A essa estrutura social, no que se refere à questão de gênero, corresponde, a nosso ver, uma forma de organização que transforma a "produção do homem mesmo", que passaremos a chamar aqui de reprodução (sexualidade e geração dos filhos), em questão ligada aos interesses da classe que domina. Essa classe exploradora em sua essência inclui a mulher e os filhos no rol de suas propriedades e impõe ao conjunto da sociedade sua forma de organização familiar de controle da reprodução – uma organização que mantém seus laços com os antigos sistemas pré-capitalistas, nos seus aspectos mais retrógrados, mas cujo papel central, cuja razão de ser, liga-se aos seus interesses de lucro, de controle das riquezas, à manutenção e reprodução de suas formas de dominação.
A "produção dos meios de existir" – que passaremos a chamar de manutenção da vida (comer, vestir, morar, criar os filhos e cuidar dos doentes e idosos) – em vez de ser problema de sobrevivência de toda a humanidade, passa a ser resolvida na espera de cada família, pelo patriarca-provedor e sua esposa-reprodutora. Assim como a humanidade chegou a uma situação de contradição antagônica entre a produção social e a apropriação privada dos meios de produção, também a reprodução – que deixou de ser questão coletiva, como nas sociedades primitivas, para se tornar um assunto gerido segundo os interesses da classe dominante e da manutenção da vida – deixa de ser problema coletivo, passando a ser uma questão privada.

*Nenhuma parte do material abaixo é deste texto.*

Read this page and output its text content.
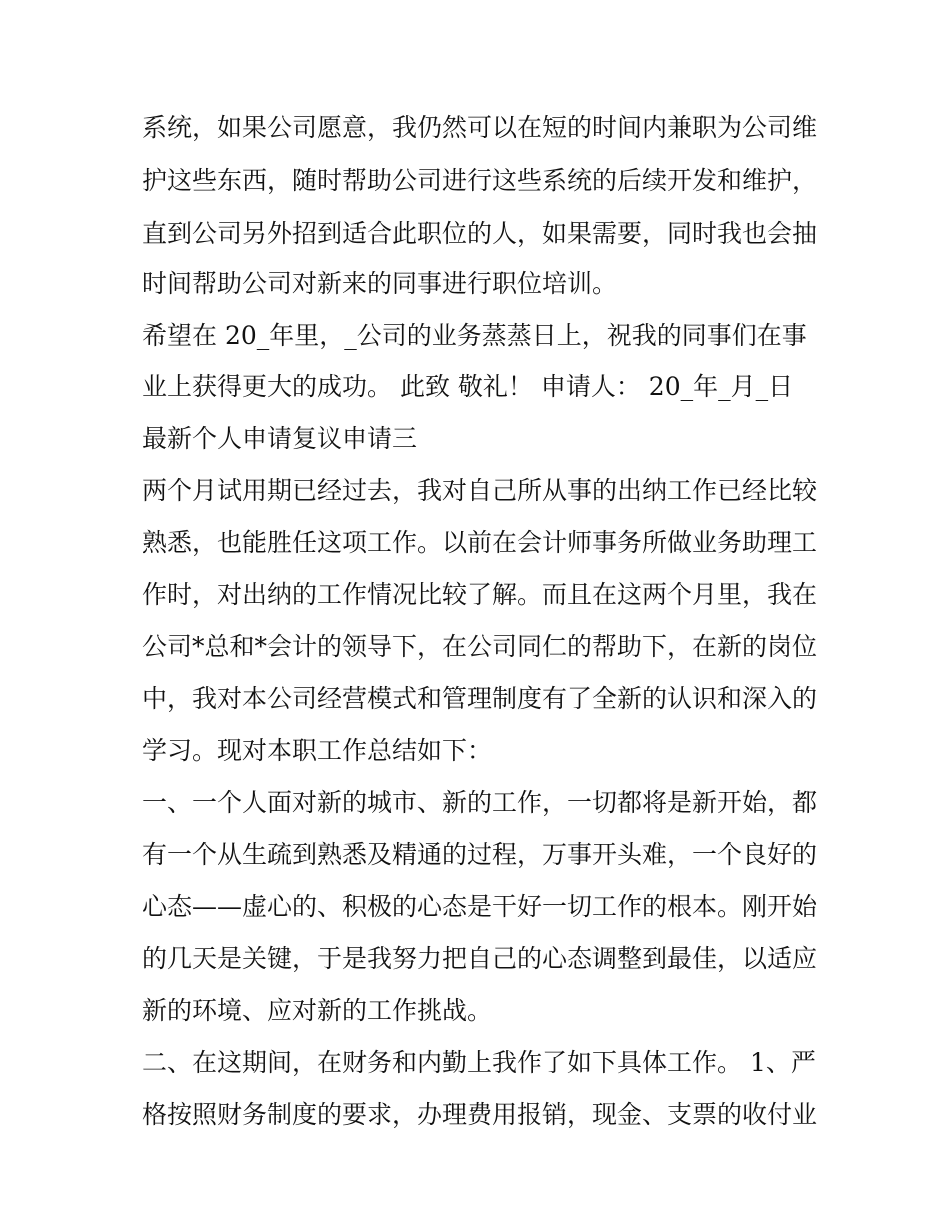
系统，如果公司愿意，我仍然可以在短的时间内兼职为公司维
护这些东西，随时帮助公司进行这些系统的后续开发和维护，
直到公司另外招到适合此职位的人，如果需要，同时我也会抽
时间帮助公司对新来的同事进行职位培训。
希望在 20_年里，_公司的业务蒸蒸日上，祝我的同事们在事
业上获得更大的成功。 此致 敬礼！ 申请人： 20_年_月_日
最新个人申请复议申请三
两个月试用期已经过去，我对自己所从事的出纳工作已经比较
熟悉，也能胜任这项工作。以前在会计师事务所做业务助理工
作时，对出纳的工作情况比较了解。而且在这两个月里，我在
公司*总和*会计的领导下，在公司同仁的帮助下，在新的岗位
中，我对本公司经营模式和管理制度有了全新的认识和深入的
学习。现对本职工作总结如下：
一、一个人面对新的城市、新的工作，一切都将是新开始，都
有一个从生疏到熟悉及精通的过程，万事开头难，一个良好的
心态——虚心的、积极的心态是干好一切工作的根本。刚开始
的几天是关键，于是我努力把自己的心态调整到最佳，以适应
新的环境、应对新的工作挑战。
二、在这期间，在财务和内勤上我作了如下具体工作。 1、严
格按照财务制度的要求，办理费用报销，现金、支票的收付业
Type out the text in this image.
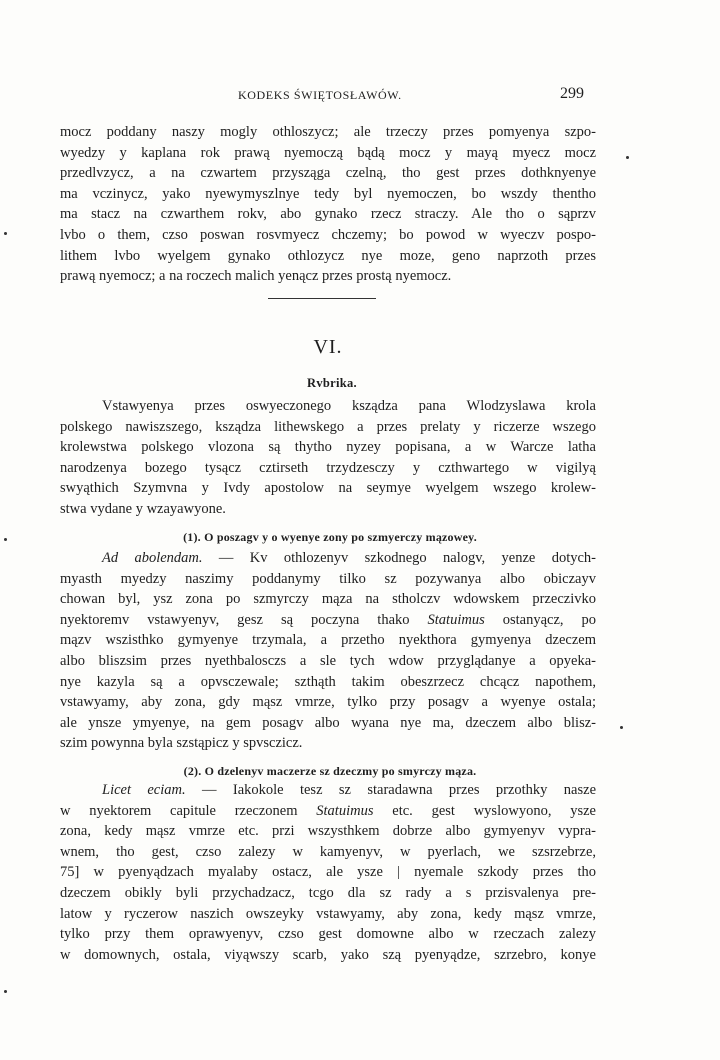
KODEKS ŚWIĘTOSŁAWÓW.	299
mocz poddany naszy mogly othloszycz; ale trzeczy przes pomyenya szpo-
wyedzy y kaplana rok prawą nyemoczą bądą mocz y mayą myecz mocz
przedlvzycz, a na czwartem przysząga czelną, tho gest przes dothknyenye
ma vczinycz, yako nyewymyszlnye tedy byl nyemoczen, bo wszdy thentho
ma stacz na czwarthem rokv, abo gynako rzecz straczy. Ale tho o sąprzv
lvbo o them, czso poswan rosvmyecz chczemy; bo powod w wyeczv pospo-
lithem lvbo wyelgem gynako othlozycz nye moze, geno naprzoth przes
prawą nyemocz; a na roczech malich yenącz przes prostą nyemocz.
VI.
Rvbrika.
Vstawyenya przes oswyeczonego ksządza pana Wlodzyslawa krola
polskego nawiszszego, ksządza lithewskego a przes prelaty y riczerze wszego
krolewstwa polskego vlozona są thytho nyzey popisana, a w Warcze latha
narodzenya bozego tysącz cztirseth trzydzesczy y czthwartego w vigilyą
swyąthich Szymvna y Ivdy apostolow na seymye wyelgem wszego krolew-
stwa vydane y wzayawyone.
(1). O poszagv y o wyenye zony po szmyerczy mązowey.
Ad abolendam. — Kv othlozenyv szkodnego nalogv, yenze dotych-
myasth myedzy naszimy poddanymy tilko sz pozywanya albo obiczayv
chowan byl, ysz zona po szmyrczy mąza na stholczv wdowskem przeczivko
nyektoremv vstawyenyv, gesz są poczyna thako Statuimus ostanyącz, po
mązv wszisthko gymyenye trzymala, a przetho nyekthora gymyenya dzeczem
albo bliszsim przes nyethbalosczs a sle tych wdow przyglądanye a opyeka-
nye kazyla są a opvsczewale; szthąth takim obeszrzecz chcącz napothem,
vstawyamy, aby zona, gdy mąsz vmrze, tylko przy posagv a wyenye ostala;
ale ynsze ymyenye, na gem posagv albo wyana nye ma, dzeczem albo blisz-
szim powynna byla szstąpicz y spvsczicz.
(2). O dzelenyv maczerze sz dzeczmy po smyrczy mąza.
Licet eciam. — Iakokole tesz sz staradawna przes przothky nasze
w nyektorem capitule rzeczonem Statuimus etc. gest wyslowyono, ysze
zona, kedy mąsz vmrze etc. przi wszysthkem dobrze albo gymyenyv vypra-
wnem, tho gest, czso zalezy w kamyenyv, w pyerlach, we szsrzebrze,
75] w pyenyądzach myalaby ostacz, ale ysze | nyemale szkody przes tho
dzeczem obikly byli przychadzacz, tcgo dla sz rady a s przisvalenya pre-
latow y ryczerow naszich owszeyky vstawyamy, aby zona, kedy mąsz vmrze,
tylko przy them oprawyenyv, czso gest domowne albo w rzeczach zalezy
w domownych, ostala, viyąwszy scarb, yako szą pyenyądze, szrzebro, konye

Ao assumirem o controle econômico, político e ideológico da sociedade, as classes impõem também o seu modelo de produção e reprodução da vida, segundo seus interesses e necessidades.
Vemos os exemplos máximos desse controle no casamento civil, que nada mais é do que uma regra estabelecida pelas classes dominantes sobre como os indivíduos devem se acasalar e ter filhos, nas prescrições da igreja, que impede o casamento de seus representantes para evitar herdeiros, no direito à pernada dos senhores feudais, no “uso” das escravas pelo senhor e, hoje, nas políticas de controle da natalidade e das novas tecnologias na área da reprodução humana, entre outros.
“Através do casamento civil, os dominantes regulam como se deve acasalar e ter filhos”.
Marx afirma em O Capital: “Cada uma das épocas históricas da produção social tem suas próprias leis de população, que só se aplicam a ela e que têm um valor histórico. Somente as plantas e os animais têm leis de população abstratas e imutáveis, se não contarmos aí com a influência humana”. Essa afirmação pode ser uma importante pista a nos levar – fazendo frente aos alarmistas malthusianos de nosso tempo –
Correntes feministas
Podemos situar três vertentes principais, entre aquelas, que convivem pacífica ou litigiosamente com a visão emancipacionista, no cotidiano da luta contra a opressão em nosso país: a primeira, sem ordem de importância, embora reconheça a questão de classes, subestima-a em detrimento das questões de gênero (os partidos são machistas, não são instrumentos para resolver a opressão de gênero; as mulheres, por serem as mais oprimidas, são sempre mais revolucionárias que os homens; e, somente quando prevalecer a maneira feminina de ver o mundo, será possível uma sociedade igualitária etc). Esta visão, embora defenda a necessidade de participação nas lutas políticas não específicas, o faz de forma guetizada, sem a perspectiva dos inimigos a combater, privilegiando lutas intestinas contra os homens dentro do movimento geral. Termina por ser agente de divisão e preconceito. Não obstante tenham o dom de não secundarizar a questão da mulher, perdem a perspectiva de classe e terminam, na prática, negando o socialismo, na medida em que lhe atribuem tantos defeitos machistas que o tornam "inviável".
A segunda nega simplesmente as classes, reconhecendo apenas a questão de gênero (nem capitalismo nem socialismo, o feminismo somente é a solução; o que domina o mundo é o patriarcado, e não a exploração de classes). Bastante em voga com a crise do socialismo – mais um sistema patriarcal, segundo suas seguidoras –, esse movimento dedica-se apenas ao exclusivamente feminino, rejeita a atuação política e partidária, definha o movimento num beco sem saída, restrito (felizmente) a um grupo de eleitas. Sua perspectiva acaba sendo carregada de existencialismo e misticismo, encerrados no alcance da vida de cada um – viver prazerosamente.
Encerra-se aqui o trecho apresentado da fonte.